Thursday, November 19, 2009

The many FACEs of Ego

I've always figured -- or maybe hoped -- that I'd never be in danger of getting too cocky about anything, because there's always been something in me that seems to rush forward and derail me if I get too close to success or perfection.

My mom used to have a phrase for this: "From the sublime to the ridiculous" -- a phrase usually attributed to Napoleon apparently, but actually it comes from our own Thomas Paine: "The sublime and the ridiculous are often so nearly related, that it is difficult to class them separately. One step above the sublime, makes the ridiculous; and one step above the ridiculous, makes the sublime again."

I'm thinking of this partly because this was the image that jumped out for me this morning -- shot when I was working on my miksang project, had run down to a deadline, and was out in the yard looking for anything, ANYTHING, that could be remotely described by the concept of LINE. And frankly, I don't think this image has much to say for it: some intriguing lines and textures, that curious imprint of the spider... And I think the part of me that selected it this morning just wanted to say "Wait. Too many good things happened yesterday. Time to step back and remind yourself that you're not perfect."

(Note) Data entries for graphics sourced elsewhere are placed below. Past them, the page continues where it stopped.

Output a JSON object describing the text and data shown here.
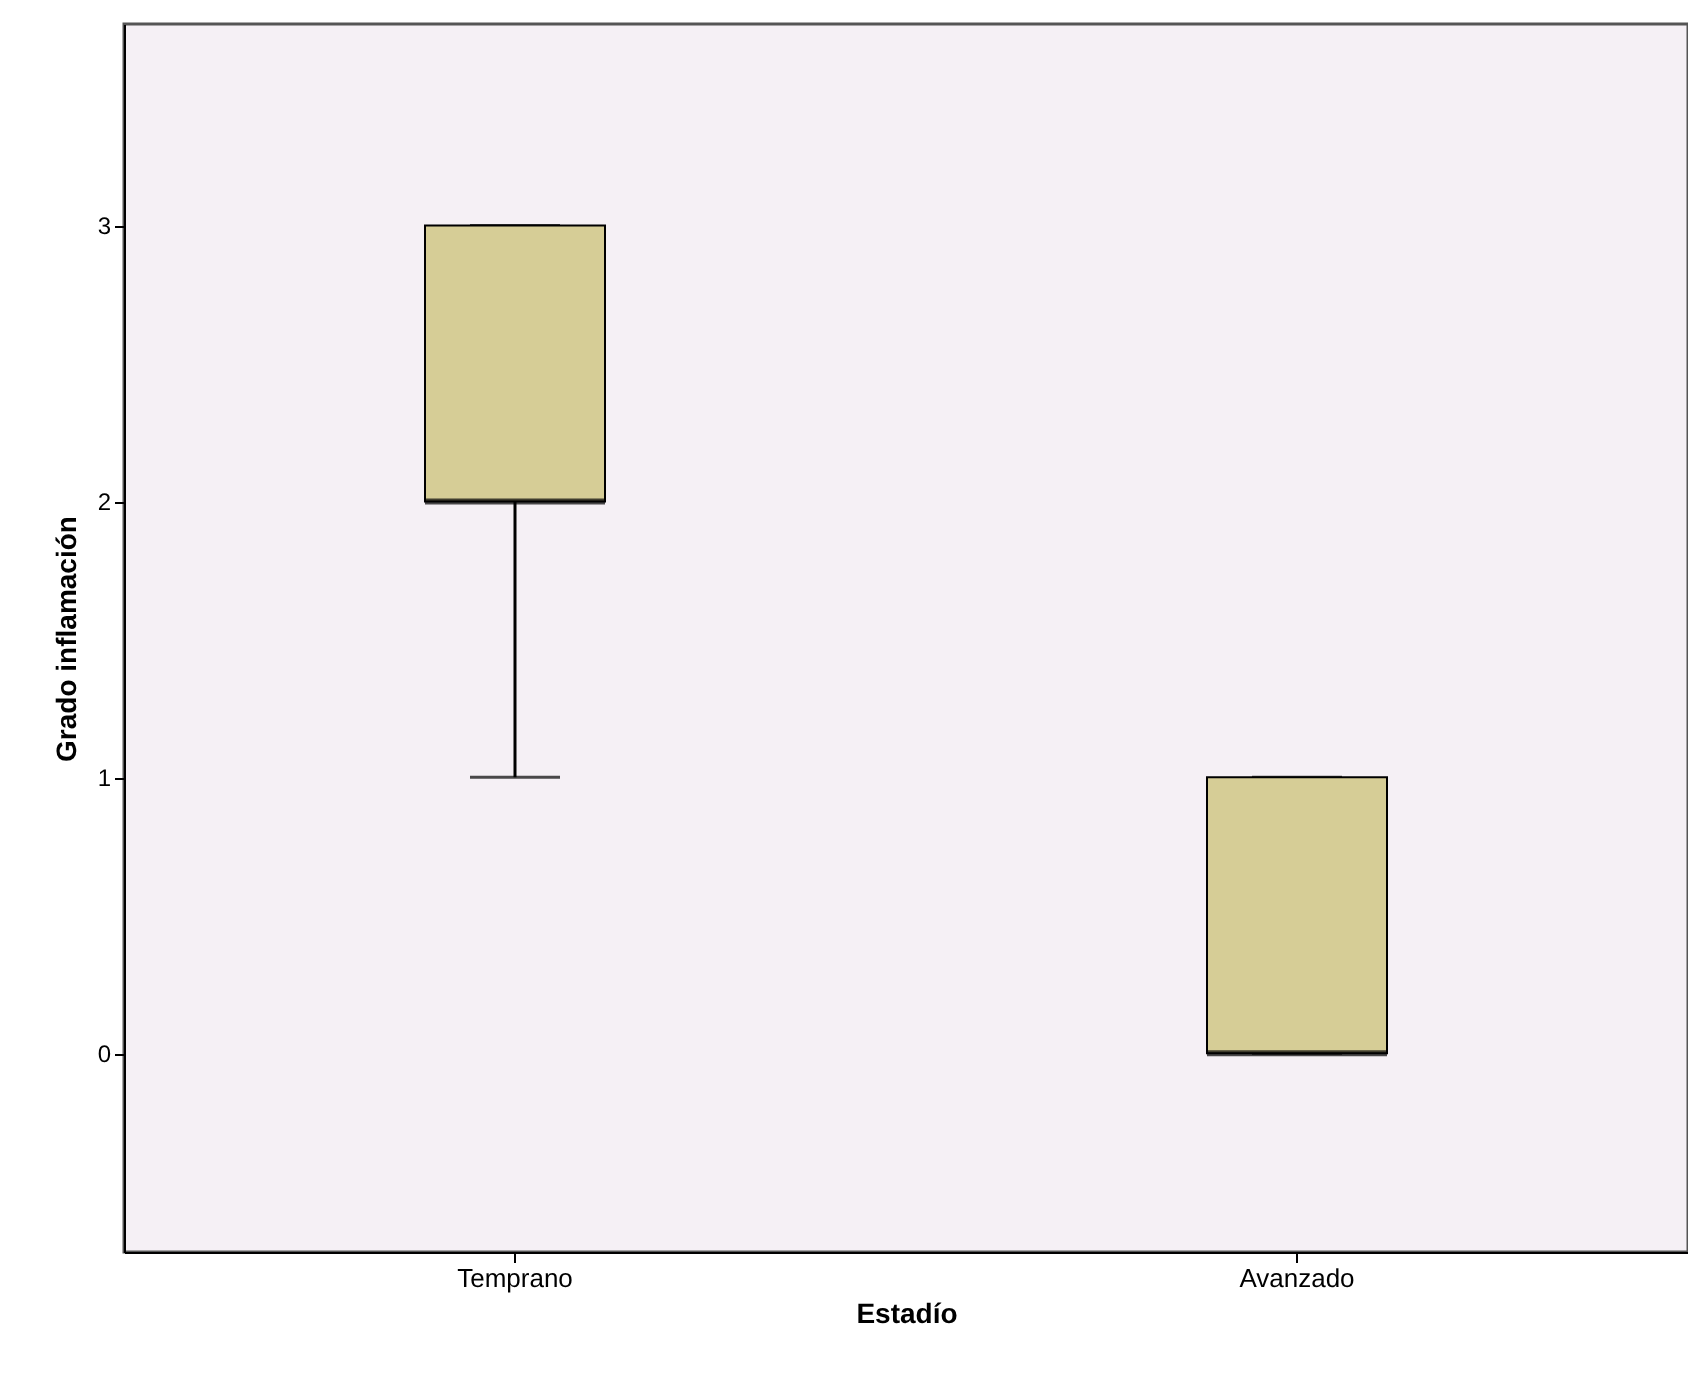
{
  "chart_data": {
    "type": "box",
    "xlabel": "Estadío",
    "ylabel": "Grado inflamación",
    "categories": [
      "Temprano",
      "Avanzado"
    ],
    "boxes": [
      {
        "low": 1,
        "q1": 2,
        "median": 2,
        "q3": 3,
        "high": 3
      },
      {
        "low": 0,
        "q1": 0,
        "median": 0,
        "q3": 1,
        "high": 1
      }
    ],
    "colors": [
      "#d6cd96",
      "#d6cd96"
    ],
    "ylim": [
      -0.72,
      3.73
    ],
    "yticks": [
      0,
      1,
      2,
      3
    ],
    "grid": false
  }
}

I'm reading in Richo's book this morning a chapter called "Life is not always fair," and he has a section on "The art of taming ego" in which he says, "The neurotic ego is not an identity but a set of encrustations: Fear, Attachment, Control, Entitlement. This is the FACE we keep trying to save and will do anything not to lose... but the FACE of ego can be transformed with spiritual commitment. Fear can be replaced with love. Attachment can turn into letting go. Control can soften into allowing. And Entitlement can become working for justice without hate or retaliation."

Now I know I'm not the only one who has one of these internal derailment systems. And I suspect those of us who are aware of them might tend to assume they are what keeps us from getting too caught up in ego, and that they're therefore a good thing. But reading this, I found myself wondering: what if that internal derailleur isn't anti-ego at all, but actually ego? It could come from fear -- fear that people will expect too much of me, and I'll fall flat on my face if they do, so let's lower expectations.

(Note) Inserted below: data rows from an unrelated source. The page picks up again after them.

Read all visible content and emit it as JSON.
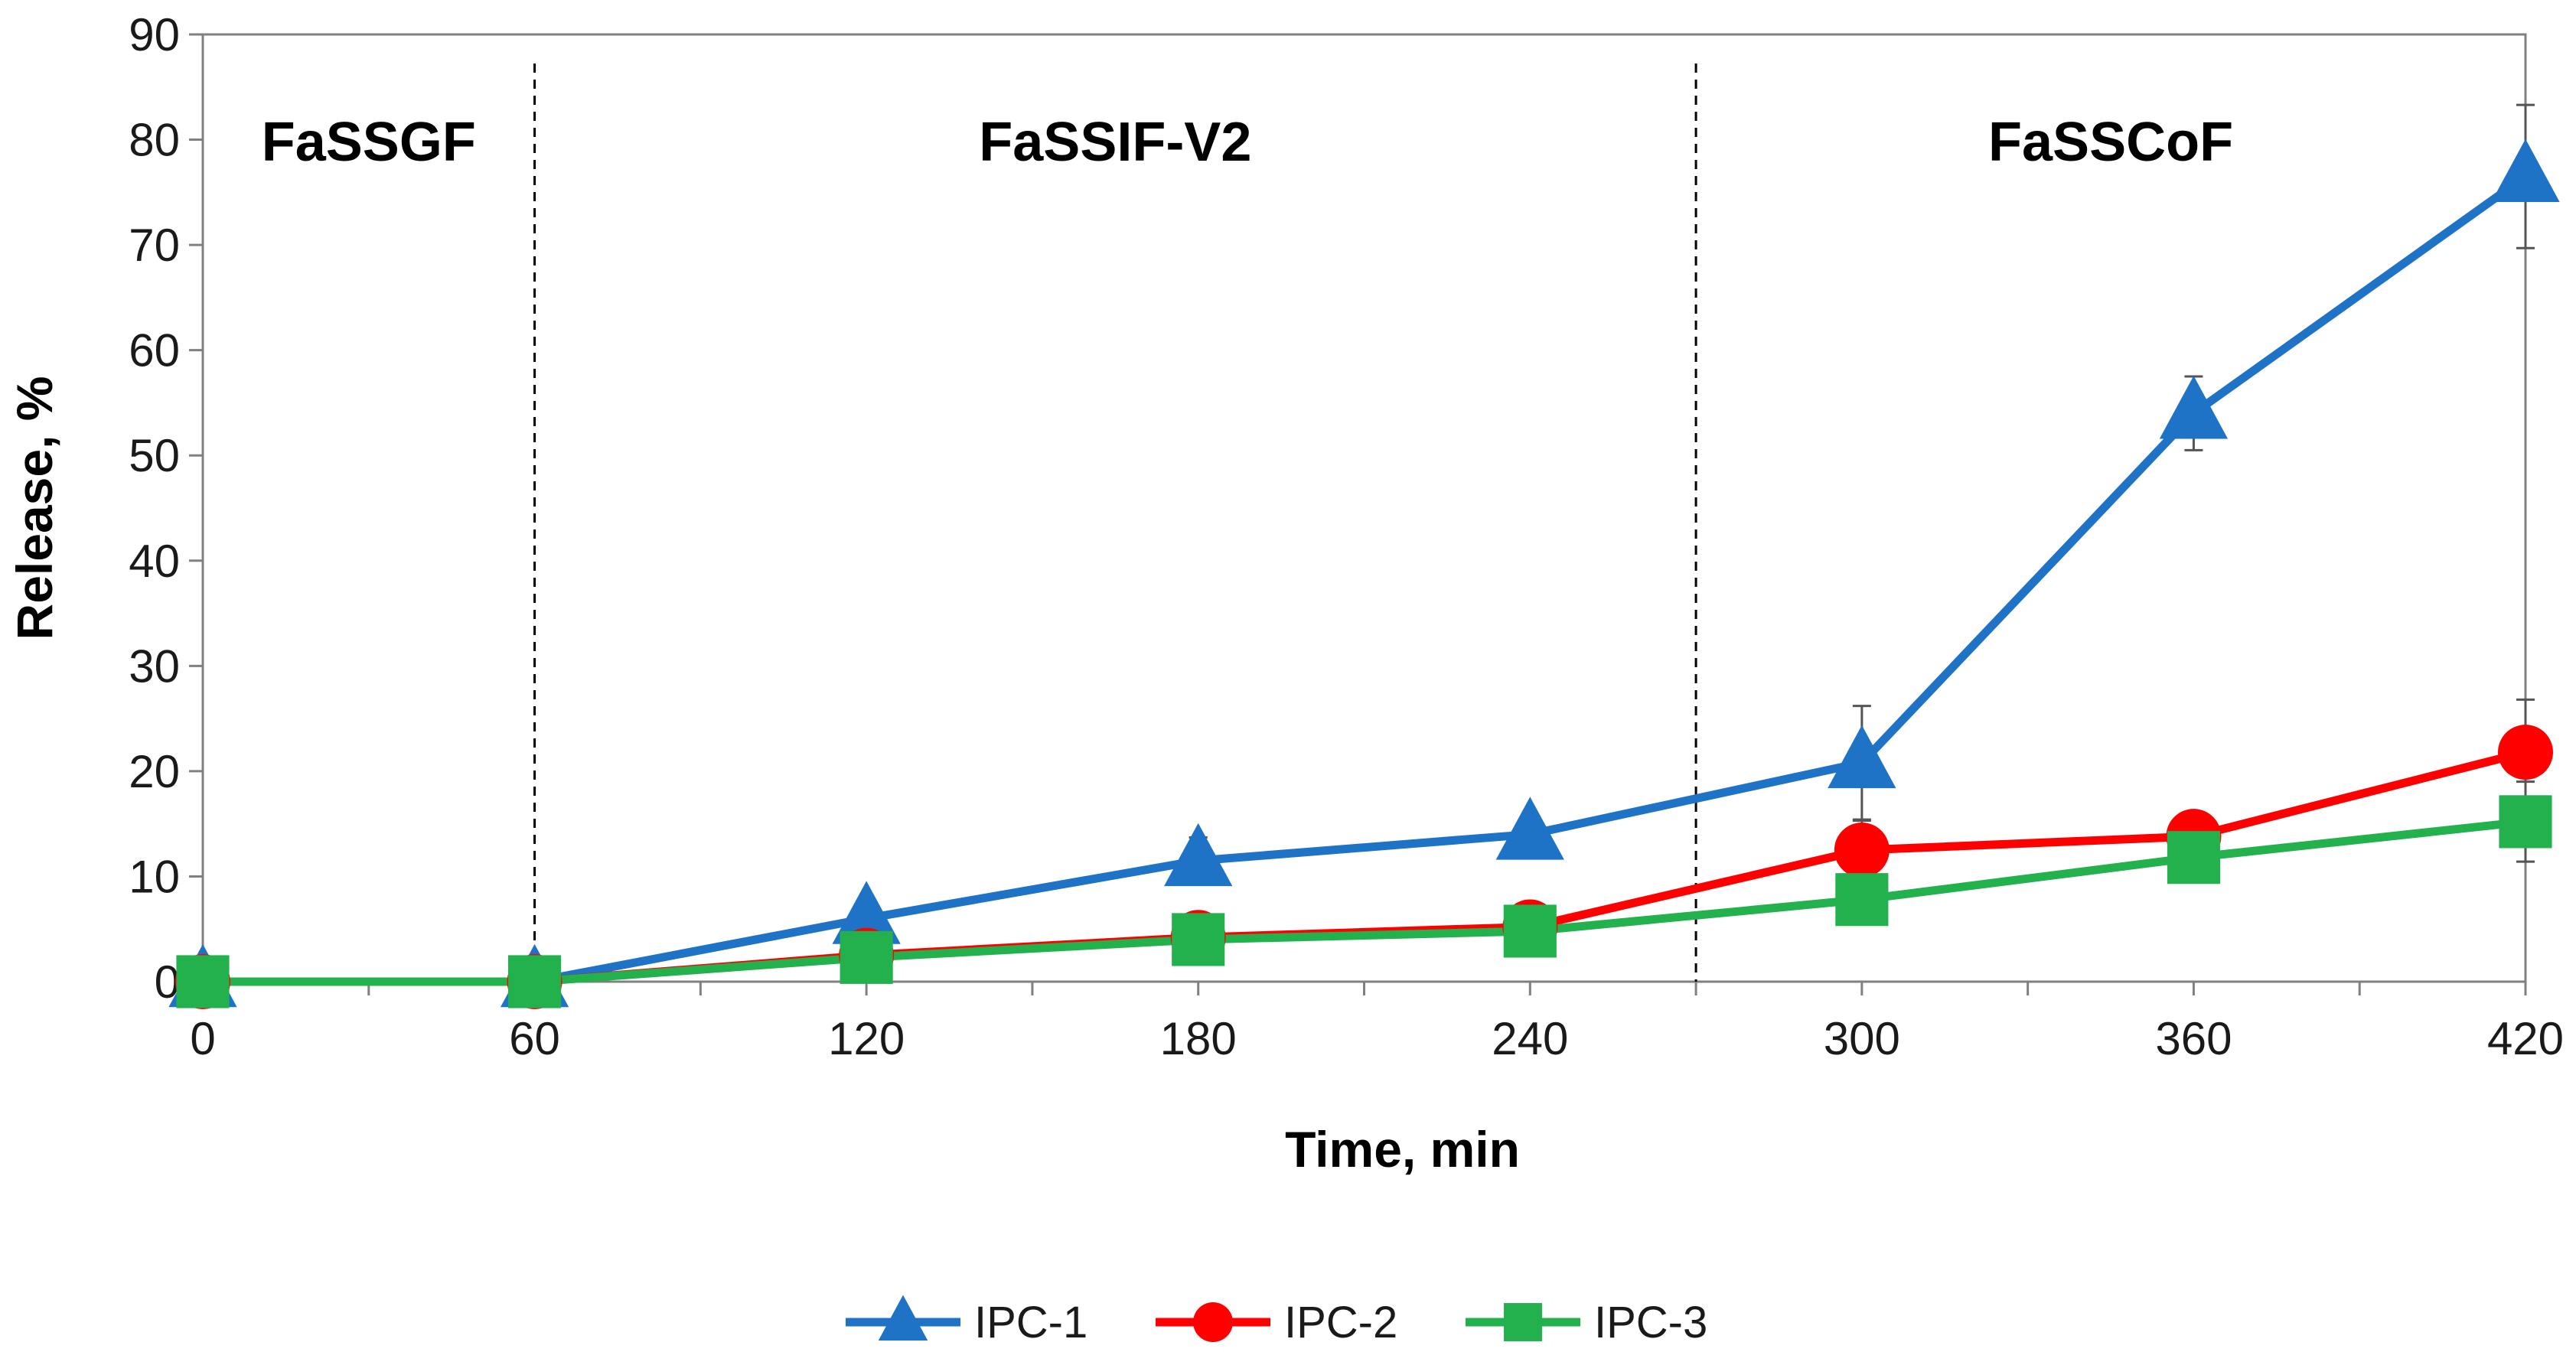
{
  "chart_data": {
    "type": "line",
    "title": "",
    "xlabel": "Time, min",
    "ylabel": "Release, %",
    "xlim": [
      0,
      420
    ],
    "ylim": [
      0,
      90
    ],
    "x_ticks": [
      0,
      60,
      120,
      180,
      240,
      300,
      360,
      420
    ],
    "y_ticks": [
      0,
      10,
      20,
      30,
      40,
      50,
      60,
      70,
      80,
      90
    ],
    "grid": false,
    "legend_position": "bottom-center",
    "phase_dividers": [
      60,
      270
    ],
    "phases": [
      {
        "label": "FaSSGF",
        "x_center": 30
      },
      {
        "label": "FaSSIF-V2",
        "x_center": 165
      },
      {
        "label": "FaSSCoF",
        "x_center": 345
      }
    ],
    "series": [
      {
        "name": "IPC-1",
        "color": "#1f73c6",
        "marker": "triangle",
        "x": [
          0,
          60,
          120,
          180,
          240,
          300,
          360,
          420
        ],
        "values": [
          0,
          0,
          6,
          11.5,
          14,
          20.8,
          54,
          76.5
        ],
        "errors": [
          0,
          0,
          1.5,
          2.2,
          1.3,
          5.4,
          3.5,
          6.8
        ]
      },
      {
        "name": "IPC-2",
        "color": "#ff0000",
        "marker": "circle",
        "x": [
          0,
          60,
          120,
          180,
          240,
          300,
          360,
          420
        ],
        "values": [
          0,
          0,
          2.5,
          4.2,
          5.2,
          12.5,
          13.8,
          21.8
        ],
        "errors": [
          0,
          0,
          0.4,
          0.5,
          0.5,
          2.8,
          1.2,
          5.0
        ]
      },
      {
        "name": "IPC-3",
        "color": "#22b14c",
        "marker": "square",
        "x": [
          0,
          60,
          120,
          180,
          240,
          300,
          360,
          420
        ],
        "values": [
          0,
          0,
          2.3,
          4.0,
          4.8,
          7.8,
          11.8,
          15.2
        ],
        "errors": [
          0,
          0,
          0.4,
          0.5,
          0.5,
          1.0,
          1.0,
          3.8
        ]
      }
    ]
  }
}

It could also come from control -- a sort of "you can't fire me I quit" phenomenon. I remember learning from a dear friend who struggled with her weight that one reason she stayed fat was to protect herself from disapproval: as long as she was fat, if people didn't like her she could say it was because she was fat, and it wouldn't have to touch or damage her internal sense of self.

If I were a different sort of person, it could come from entitlement: "I have a right to put anything I want out there and call it good" -- like one of those Preference by L'Oreal commercials: "I'm Worth It!"

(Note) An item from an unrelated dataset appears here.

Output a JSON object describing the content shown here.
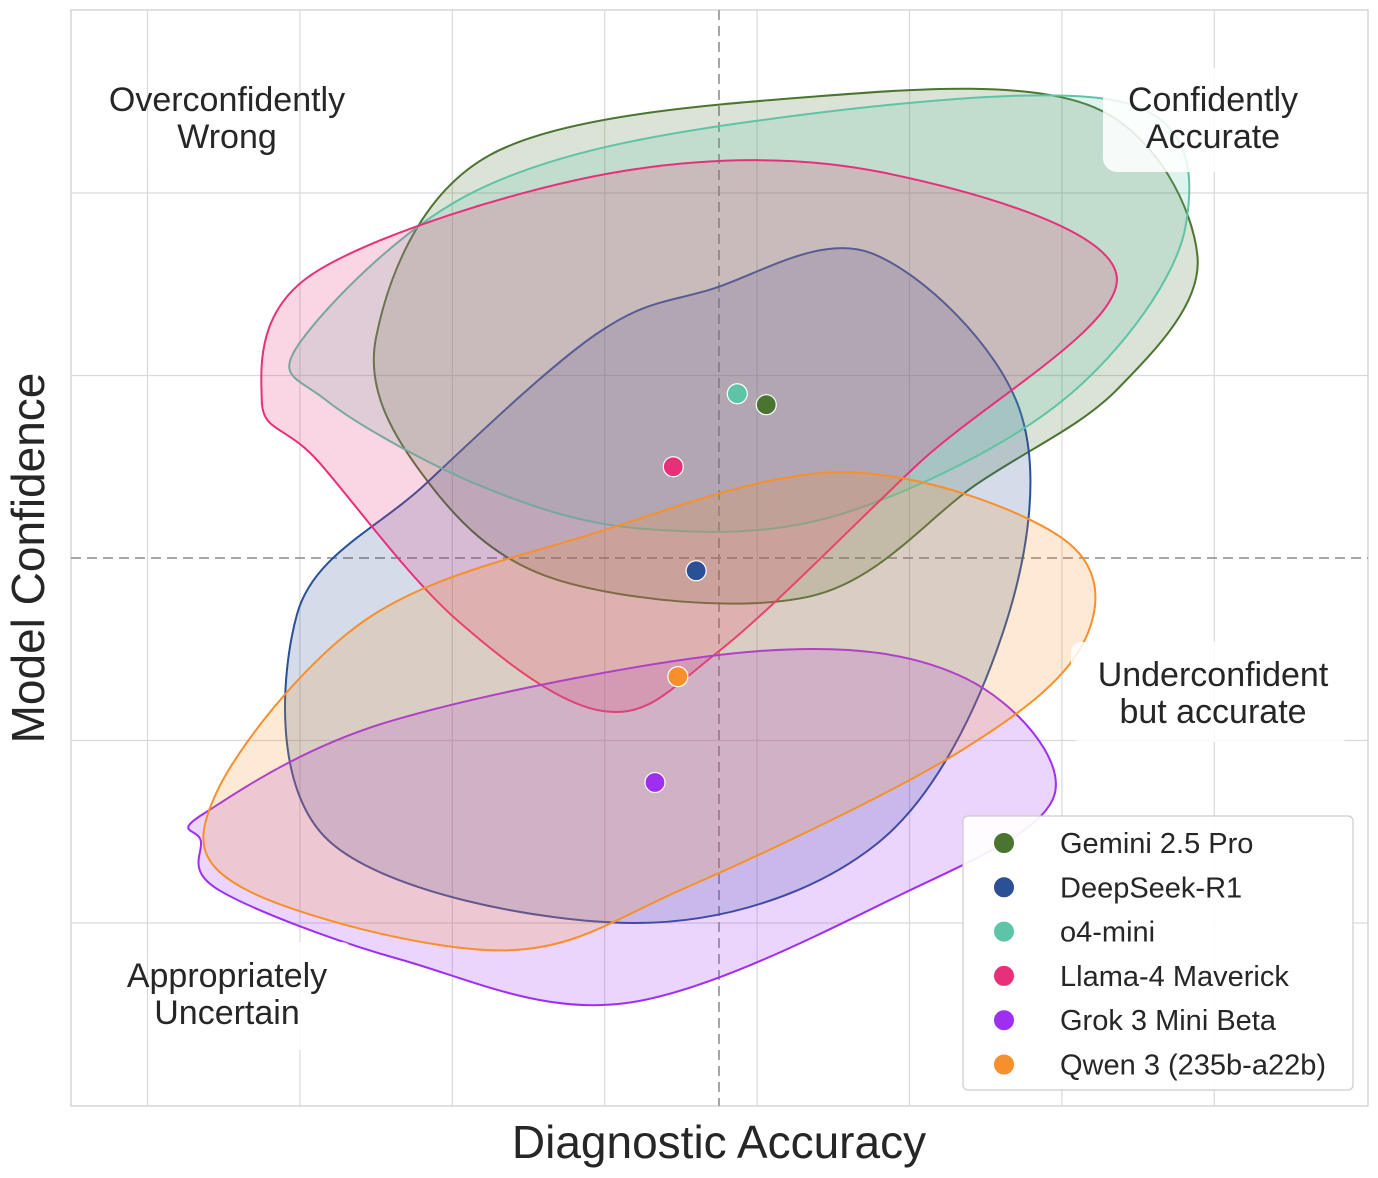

Which means it could probably come from attachment as well -- I could be very attached to my image of myself as a humble person, and so I put this out there as proof that I'm willing to fail -- at everything except being humble: God forbid someone might discover my pride!

As Elizabeth Lesser says in The Seeker's Guide (which my spirituality group is still reading; we're up to Chapter Four), "Unhealthy ego converts spirituality to its own misguided uses in tricky ways....As soon as its territory is seriously threatened, ego will appear, hungry and determined."

Which then reminds me of something once said to me by the priest who counseled me through my divorce, years ago. "You can't trust anyone, not even me. The only One you can trust is God."

Unfortunately I took that saying to heart, having learned in several hard ways the truth of his statement. So perhaps the task of what Richo calls "spiritual commitment" is to accept that truth -- to know that so much of what we do and say stems from ego, even when we think it doesn't -- and then to work to move past that, to accept that life is what it is, and people are what they are, and that the miracle is that the Divine can still speak through all of it: we just need to choose to listen; to learn to love one another anyway, to let go of our grandiose visions of ourselves and our purpose, to allow ourselves and others to be as they are, and to work together to bring about more of that level of tolerance. It's all about losing FACE.